Take a look at this chart:
According to the Congressional Budget Office, this is the timetable for spending the $61 billion approved by House Democrats in their stimulus package, which was pushed through the House in September. If you focus on Title 1, you see that of the $34.874 billion in new infrastructure spending included in the bill, only $9.855 billion could be spent in 2009. That’s 28 percent of the total.
According to Democrats, this legislation centered on only the projects that were the most ‘ready to go.’ Nancy Pelosi said:
In order to have an immediate effect on the economy, investments are made in infrastructure projects that can start fast, meet existing needs, and create jobs. These projects provide short term benefit by putting people to work and buying goods
So for the bill they passed in September, Democrats picked about $35 billion in low-hanging fruit — the projects that were as ‘ready-to-go’ as they could be. And even so, less than 30 percent of the funds could be paid out in the first year. While it’s unclear so far exactly how much infrastructure spending will be included in Obama’s stimulus package, it will clearly run into the hundreds of billions. As Democrats broaden their definition of projects that are ‘ready to go,’ they will by definition slow the rate at which funds are spent. When President Obama signs his stimulus bill into law, it will already be 5 months further into the recession than when CBO reported on the last Democratic bill — and thus 5 months along toward being wasteful and counterproductive spending. He will also be signing a much larger bill, with a much smaller percentage of ‘front-loaded’ spending.

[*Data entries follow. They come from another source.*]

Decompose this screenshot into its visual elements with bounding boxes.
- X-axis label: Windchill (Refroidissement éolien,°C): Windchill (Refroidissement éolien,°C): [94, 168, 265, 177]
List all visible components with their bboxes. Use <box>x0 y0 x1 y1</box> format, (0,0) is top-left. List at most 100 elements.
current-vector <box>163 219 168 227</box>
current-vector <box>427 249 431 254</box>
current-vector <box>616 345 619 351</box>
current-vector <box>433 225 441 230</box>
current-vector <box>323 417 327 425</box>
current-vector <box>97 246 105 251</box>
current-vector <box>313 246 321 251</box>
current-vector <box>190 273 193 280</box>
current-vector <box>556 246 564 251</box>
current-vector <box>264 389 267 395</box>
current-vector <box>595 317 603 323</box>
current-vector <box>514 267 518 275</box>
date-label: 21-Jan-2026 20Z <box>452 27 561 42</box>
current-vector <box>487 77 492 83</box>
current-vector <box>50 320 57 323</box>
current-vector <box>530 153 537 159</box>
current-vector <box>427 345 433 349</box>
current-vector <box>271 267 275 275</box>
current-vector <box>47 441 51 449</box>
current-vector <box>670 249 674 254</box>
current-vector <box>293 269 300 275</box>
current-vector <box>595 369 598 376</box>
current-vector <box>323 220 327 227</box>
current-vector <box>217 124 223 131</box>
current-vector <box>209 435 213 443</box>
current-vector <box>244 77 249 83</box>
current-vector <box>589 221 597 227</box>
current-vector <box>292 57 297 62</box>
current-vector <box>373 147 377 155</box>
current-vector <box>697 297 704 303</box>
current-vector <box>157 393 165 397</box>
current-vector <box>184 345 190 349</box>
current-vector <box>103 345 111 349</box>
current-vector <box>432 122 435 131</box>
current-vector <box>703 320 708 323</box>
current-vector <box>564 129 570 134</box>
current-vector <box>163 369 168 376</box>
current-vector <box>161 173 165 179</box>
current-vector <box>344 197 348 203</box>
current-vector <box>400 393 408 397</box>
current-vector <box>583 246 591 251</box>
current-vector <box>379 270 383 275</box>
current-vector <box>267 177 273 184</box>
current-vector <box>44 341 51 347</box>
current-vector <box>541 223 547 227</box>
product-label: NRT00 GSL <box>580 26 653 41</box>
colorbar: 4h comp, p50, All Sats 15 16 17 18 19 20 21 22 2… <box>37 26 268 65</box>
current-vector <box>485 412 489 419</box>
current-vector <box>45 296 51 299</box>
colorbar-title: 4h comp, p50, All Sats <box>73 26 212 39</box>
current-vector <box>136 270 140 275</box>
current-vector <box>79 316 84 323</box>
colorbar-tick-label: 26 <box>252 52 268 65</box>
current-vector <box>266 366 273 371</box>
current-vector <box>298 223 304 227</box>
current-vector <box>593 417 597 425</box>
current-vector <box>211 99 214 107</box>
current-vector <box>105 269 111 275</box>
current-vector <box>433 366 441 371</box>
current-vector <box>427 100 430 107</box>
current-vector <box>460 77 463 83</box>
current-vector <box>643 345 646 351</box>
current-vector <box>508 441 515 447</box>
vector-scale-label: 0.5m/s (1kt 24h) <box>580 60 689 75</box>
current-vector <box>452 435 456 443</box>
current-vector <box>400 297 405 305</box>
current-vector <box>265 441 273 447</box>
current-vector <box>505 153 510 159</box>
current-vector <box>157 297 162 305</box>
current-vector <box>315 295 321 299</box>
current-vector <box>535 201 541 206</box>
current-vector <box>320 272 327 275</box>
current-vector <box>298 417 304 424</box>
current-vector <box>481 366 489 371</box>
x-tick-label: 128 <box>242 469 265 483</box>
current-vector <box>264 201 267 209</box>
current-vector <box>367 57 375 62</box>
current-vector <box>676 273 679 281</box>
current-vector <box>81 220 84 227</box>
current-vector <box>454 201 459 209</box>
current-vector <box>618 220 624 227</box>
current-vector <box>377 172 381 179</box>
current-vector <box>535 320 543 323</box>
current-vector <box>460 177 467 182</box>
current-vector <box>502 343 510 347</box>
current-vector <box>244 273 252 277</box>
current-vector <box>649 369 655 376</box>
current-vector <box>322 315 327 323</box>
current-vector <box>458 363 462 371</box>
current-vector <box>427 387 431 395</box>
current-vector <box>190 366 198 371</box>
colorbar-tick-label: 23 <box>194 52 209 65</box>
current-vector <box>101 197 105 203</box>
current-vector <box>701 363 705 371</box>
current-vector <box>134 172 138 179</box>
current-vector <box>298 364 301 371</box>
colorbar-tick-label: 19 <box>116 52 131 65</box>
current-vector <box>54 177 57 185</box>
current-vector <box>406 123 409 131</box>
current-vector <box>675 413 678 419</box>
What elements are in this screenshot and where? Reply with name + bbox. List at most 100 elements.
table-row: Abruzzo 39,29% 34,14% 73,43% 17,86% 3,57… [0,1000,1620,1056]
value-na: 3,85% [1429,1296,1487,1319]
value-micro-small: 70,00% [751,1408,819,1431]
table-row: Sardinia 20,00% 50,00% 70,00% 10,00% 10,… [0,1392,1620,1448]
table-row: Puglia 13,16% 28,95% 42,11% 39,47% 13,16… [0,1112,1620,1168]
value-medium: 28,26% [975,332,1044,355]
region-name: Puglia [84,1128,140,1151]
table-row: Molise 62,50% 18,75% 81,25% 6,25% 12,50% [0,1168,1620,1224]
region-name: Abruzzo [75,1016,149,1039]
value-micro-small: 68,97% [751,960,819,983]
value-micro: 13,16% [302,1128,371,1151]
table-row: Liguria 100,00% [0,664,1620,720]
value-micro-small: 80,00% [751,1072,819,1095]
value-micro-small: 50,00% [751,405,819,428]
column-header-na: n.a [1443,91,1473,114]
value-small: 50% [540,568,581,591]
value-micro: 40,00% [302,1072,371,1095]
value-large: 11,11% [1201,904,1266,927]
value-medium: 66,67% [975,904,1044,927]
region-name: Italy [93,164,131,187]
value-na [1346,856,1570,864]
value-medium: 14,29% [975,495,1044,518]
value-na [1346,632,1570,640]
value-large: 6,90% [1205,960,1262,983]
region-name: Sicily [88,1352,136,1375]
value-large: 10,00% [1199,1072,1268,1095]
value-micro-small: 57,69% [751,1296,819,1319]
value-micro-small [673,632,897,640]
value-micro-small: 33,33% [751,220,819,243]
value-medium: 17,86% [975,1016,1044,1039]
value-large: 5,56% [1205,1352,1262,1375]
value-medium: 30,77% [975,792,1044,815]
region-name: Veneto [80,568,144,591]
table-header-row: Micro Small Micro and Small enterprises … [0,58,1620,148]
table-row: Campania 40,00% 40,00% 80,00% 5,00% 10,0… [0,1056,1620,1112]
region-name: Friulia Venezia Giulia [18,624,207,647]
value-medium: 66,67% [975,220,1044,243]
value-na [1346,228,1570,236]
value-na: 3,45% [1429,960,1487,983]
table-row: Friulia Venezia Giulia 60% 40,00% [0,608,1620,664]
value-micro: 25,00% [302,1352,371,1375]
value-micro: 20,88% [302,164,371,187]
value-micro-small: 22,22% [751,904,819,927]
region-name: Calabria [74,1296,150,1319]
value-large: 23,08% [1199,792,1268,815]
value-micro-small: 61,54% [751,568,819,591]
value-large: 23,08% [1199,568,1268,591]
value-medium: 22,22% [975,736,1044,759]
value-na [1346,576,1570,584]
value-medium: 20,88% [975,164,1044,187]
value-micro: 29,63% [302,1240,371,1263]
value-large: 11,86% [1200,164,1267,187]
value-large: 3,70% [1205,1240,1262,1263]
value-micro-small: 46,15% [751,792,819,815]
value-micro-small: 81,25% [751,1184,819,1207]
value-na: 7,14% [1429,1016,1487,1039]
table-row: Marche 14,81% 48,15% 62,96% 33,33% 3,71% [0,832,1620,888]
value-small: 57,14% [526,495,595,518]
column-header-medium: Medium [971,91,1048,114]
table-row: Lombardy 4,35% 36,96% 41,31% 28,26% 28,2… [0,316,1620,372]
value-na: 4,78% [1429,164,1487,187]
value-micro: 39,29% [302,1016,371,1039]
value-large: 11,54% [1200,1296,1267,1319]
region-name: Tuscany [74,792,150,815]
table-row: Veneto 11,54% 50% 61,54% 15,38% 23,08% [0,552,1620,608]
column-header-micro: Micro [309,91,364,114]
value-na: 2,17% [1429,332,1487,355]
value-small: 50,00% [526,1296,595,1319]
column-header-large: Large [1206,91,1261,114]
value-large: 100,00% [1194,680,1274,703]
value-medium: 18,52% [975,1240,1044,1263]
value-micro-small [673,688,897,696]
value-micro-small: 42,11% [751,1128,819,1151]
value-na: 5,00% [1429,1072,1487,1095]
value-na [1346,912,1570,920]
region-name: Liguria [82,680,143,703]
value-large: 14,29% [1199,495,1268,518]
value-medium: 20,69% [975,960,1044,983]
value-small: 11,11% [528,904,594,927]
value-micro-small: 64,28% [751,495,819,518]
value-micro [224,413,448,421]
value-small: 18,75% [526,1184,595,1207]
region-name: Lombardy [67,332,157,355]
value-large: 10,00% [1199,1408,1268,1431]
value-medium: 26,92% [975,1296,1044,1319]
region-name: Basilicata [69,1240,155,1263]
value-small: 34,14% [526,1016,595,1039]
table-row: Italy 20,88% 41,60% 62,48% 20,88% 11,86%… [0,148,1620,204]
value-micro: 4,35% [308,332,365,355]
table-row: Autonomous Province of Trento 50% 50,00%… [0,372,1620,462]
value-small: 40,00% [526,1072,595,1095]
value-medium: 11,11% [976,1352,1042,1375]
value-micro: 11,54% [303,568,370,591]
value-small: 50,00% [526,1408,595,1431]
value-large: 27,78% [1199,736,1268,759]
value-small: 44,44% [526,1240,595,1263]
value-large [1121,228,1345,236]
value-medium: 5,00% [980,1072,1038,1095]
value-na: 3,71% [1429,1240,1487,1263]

Now, why is this important? Because even if you accept the argument that government spending is a good way to stimulate growth, it still has to be delivered at the right time. And even for a Keynsian economist, that’s the rub. One Democrat budget expert who understands the problem very well is former CBO chief Peter Orszag:
The timing of fiscal stimulus is critical. If the policies do not generate additional spending when the economy is in a phase of very slow growth or a recession, they will provide little help to the economy when it is needed. (Over the long term, the key constraint to economic growth is the rate at which the capacity of firms to produce goods and services is expanded—not aggregate demand.) Poorly timed policies may do harm by aggravating inflationary pressures and needlessly increasing federal debt if they stimulate the economy after it has already started to recover.
For numerous reasons, discretionary fiscal stimulus may not be properly timed, and it has often been mistimed in the past. The failure to forecast a coming slowdown or contraction in economic activity is generally thought to be the most important reason for poor timing and is referred to as a “recognition lag.” Additional problems can arise if the policy change that is adopted does not affect spending immediately or if there are lags in enacting or implementing policies.
Orszag has moved on from the CBO of course; he’s now Obama’s budget director. And despite his ability to diagnose the problem quite clearly just a year ago, the Obama administration is planning to sign a ‘stimulus’ bill whose primary component will at best be irrelevant to short-term growth, while adding significantly to the deficit.